L’eau chaude agit sur la circulation et induit la détente.
En effet, la chaleur entraîne une vasodilatation et dirige les liquides organiques vers la peau. Outre l’activation des fonctions d’élimination, elle permet de décongestionner les organes et elle a une action sur le système nerveux.

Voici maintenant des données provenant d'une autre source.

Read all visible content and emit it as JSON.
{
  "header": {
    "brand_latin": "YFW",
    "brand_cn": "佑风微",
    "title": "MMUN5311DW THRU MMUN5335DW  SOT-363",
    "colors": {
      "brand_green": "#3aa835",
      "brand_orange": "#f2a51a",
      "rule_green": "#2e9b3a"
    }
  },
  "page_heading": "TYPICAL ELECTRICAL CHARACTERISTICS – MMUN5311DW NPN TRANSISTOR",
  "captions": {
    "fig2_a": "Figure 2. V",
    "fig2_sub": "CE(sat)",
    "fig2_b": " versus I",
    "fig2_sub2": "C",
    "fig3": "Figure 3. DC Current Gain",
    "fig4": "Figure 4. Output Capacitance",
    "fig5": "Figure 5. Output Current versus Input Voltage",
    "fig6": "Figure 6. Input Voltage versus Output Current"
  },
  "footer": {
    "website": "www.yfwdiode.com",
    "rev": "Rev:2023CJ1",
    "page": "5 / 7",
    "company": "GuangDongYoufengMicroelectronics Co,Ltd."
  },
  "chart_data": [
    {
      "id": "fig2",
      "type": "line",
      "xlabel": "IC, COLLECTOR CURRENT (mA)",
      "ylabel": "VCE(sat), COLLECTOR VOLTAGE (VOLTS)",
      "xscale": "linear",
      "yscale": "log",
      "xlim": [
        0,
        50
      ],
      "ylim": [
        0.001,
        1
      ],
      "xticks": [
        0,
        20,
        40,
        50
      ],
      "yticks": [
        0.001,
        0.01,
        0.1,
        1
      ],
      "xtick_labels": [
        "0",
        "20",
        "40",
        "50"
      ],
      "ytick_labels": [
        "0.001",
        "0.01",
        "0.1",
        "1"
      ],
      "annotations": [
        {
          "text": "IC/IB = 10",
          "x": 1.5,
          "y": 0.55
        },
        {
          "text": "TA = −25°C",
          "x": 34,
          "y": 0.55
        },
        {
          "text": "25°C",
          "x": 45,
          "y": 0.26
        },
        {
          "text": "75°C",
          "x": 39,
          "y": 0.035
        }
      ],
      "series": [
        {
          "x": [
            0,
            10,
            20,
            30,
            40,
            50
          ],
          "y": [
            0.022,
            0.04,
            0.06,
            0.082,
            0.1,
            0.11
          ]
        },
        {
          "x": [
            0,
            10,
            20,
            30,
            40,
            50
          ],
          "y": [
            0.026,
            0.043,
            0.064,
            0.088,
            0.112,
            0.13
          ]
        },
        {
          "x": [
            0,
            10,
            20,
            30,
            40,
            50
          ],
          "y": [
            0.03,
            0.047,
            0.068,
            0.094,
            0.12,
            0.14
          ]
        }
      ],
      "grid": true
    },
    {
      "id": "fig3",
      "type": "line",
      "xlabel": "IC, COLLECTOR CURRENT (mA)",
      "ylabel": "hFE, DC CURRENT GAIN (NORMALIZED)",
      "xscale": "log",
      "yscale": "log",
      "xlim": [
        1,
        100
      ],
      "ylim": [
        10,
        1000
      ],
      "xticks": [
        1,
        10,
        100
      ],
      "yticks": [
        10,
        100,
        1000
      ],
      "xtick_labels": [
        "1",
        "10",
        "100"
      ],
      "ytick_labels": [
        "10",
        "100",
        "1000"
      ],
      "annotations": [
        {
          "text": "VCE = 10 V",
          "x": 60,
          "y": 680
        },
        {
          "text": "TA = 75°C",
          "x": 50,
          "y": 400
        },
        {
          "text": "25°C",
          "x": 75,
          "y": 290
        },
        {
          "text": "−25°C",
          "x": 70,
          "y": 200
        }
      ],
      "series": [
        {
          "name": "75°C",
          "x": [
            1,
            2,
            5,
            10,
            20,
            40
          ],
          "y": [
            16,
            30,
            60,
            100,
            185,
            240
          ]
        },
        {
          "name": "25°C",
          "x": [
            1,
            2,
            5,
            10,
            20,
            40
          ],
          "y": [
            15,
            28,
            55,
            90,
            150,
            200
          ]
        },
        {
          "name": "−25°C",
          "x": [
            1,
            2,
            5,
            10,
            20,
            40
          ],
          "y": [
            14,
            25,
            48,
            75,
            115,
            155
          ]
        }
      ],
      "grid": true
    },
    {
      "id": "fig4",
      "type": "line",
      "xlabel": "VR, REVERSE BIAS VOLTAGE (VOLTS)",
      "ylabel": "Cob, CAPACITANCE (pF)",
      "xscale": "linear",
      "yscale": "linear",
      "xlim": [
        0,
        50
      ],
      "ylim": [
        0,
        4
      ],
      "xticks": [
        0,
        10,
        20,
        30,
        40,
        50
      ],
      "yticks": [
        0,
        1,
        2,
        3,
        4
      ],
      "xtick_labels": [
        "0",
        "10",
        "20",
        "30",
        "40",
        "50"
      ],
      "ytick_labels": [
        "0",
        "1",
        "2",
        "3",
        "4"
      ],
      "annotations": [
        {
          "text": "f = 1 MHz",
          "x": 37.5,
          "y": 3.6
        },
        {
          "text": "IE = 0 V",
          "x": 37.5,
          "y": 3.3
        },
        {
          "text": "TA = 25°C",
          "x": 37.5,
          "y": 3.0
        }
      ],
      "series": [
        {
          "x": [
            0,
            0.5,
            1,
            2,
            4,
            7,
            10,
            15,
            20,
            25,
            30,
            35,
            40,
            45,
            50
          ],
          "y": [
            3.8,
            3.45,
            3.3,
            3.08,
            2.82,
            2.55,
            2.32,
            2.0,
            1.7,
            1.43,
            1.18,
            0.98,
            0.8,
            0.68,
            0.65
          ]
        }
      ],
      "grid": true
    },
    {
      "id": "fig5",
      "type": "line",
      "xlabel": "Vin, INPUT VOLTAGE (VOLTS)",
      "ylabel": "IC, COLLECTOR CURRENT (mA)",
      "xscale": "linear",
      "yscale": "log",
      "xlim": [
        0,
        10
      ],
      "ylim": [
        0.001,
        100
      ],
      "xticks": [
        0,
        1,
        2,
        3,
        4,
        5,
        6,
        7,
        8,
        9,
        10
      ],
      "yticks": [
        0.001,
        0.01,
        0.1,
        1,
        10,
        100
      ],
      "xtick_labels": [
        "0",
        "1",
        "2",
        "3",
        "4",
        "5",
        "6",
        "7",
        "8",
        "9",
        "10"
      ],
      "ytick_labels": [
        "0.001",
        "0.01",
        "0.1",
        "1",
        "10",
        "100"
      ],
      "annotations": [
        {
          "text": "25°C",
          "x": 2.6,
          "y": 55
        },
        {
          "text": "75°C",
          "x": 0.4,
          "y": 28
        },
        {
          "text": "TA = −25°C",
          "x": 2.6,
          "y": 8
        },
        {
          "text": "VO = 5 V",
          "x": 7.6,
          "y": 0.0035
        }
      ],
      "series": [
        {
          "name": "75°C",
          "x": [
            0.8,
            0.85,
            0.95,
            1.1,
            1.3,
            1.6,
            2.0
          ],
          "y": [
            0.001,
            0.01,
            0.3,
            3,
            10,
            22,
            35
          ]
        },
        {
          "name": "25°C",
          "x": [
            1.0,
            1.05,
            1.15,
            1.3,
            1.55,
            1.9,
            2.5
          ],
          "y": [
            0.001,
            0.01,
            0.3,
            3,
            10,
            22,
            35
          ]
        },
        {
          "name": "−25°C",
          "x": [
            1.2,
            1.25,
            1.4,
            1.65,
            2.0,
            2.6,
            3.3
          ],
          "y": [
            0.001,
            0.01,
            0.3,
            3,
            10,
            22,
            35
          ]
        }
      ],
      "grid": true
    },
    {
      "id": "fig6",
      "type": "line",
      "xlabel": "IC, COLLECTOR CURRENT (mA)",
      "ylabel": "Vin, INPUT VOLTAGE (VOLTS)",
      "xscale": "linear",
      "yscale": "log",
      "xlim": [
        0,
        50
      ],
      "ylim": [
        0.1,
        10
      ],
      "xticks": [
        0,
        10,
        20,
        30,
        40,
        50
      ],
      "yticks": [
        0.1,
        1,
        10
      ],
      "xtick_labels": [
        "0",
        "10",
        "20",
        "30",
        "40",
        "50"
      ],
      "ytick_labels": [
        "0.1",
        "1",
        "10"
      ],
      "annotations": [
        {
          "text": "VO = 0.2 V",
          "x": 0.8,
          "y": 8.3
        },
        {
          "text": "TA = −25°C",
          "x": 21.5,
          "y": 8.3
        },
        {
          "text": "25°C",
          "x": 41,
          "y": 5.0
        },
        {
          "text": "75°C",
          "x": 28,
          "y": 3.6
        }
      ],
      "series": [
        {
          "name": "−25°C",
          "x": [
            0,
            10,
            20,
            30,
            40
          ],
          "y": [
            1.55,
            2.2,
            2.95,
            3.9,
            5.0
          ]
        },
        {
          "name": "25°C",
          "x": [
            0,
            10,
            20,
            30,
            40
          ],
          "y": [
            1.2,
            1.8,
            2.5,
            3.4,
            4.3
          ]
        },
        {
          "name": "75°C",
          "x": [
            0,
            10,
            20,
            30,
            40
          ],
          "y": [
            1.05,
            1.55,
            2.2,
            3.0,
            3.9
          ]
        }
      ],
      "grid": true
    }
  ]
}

Une bouillotte chaude appliquée sur le foie le soutiendra dans ses multiples fonctions et le soulagera. Posée sur le ventre, elle apaisera les inconforts digestifs et calmera les règles douloureuses. Glissée sous la cambrure du dos, elle apportera un soutien aux reins, et libérera de tensions musculaires (attention si les muscles sont enflés, c’est du froid qu’il faut appliquer).
Très recommandée pour les rétractés et les grands frileux pour son action réchauffante, elle sera bénéfique aussi pour les personnes stressées qui ont du mal à se détendre ou encore pour celles souffrant de rhumatismes.
Tout simplement, la bouillotte apportera chaleur, réconfort et détente, à tous les âges !
La bouillotte doit être bien étanche et de préférence entourée d’une serviette ou d’un linge. Elle ne doit jamais être posée sur la tête ou sur le cœur.
Eviter de l’appliquer sur le ventre en cas de douleur aigue (suspicion d’appendicite) et sur un estomac en cas d’ulcère.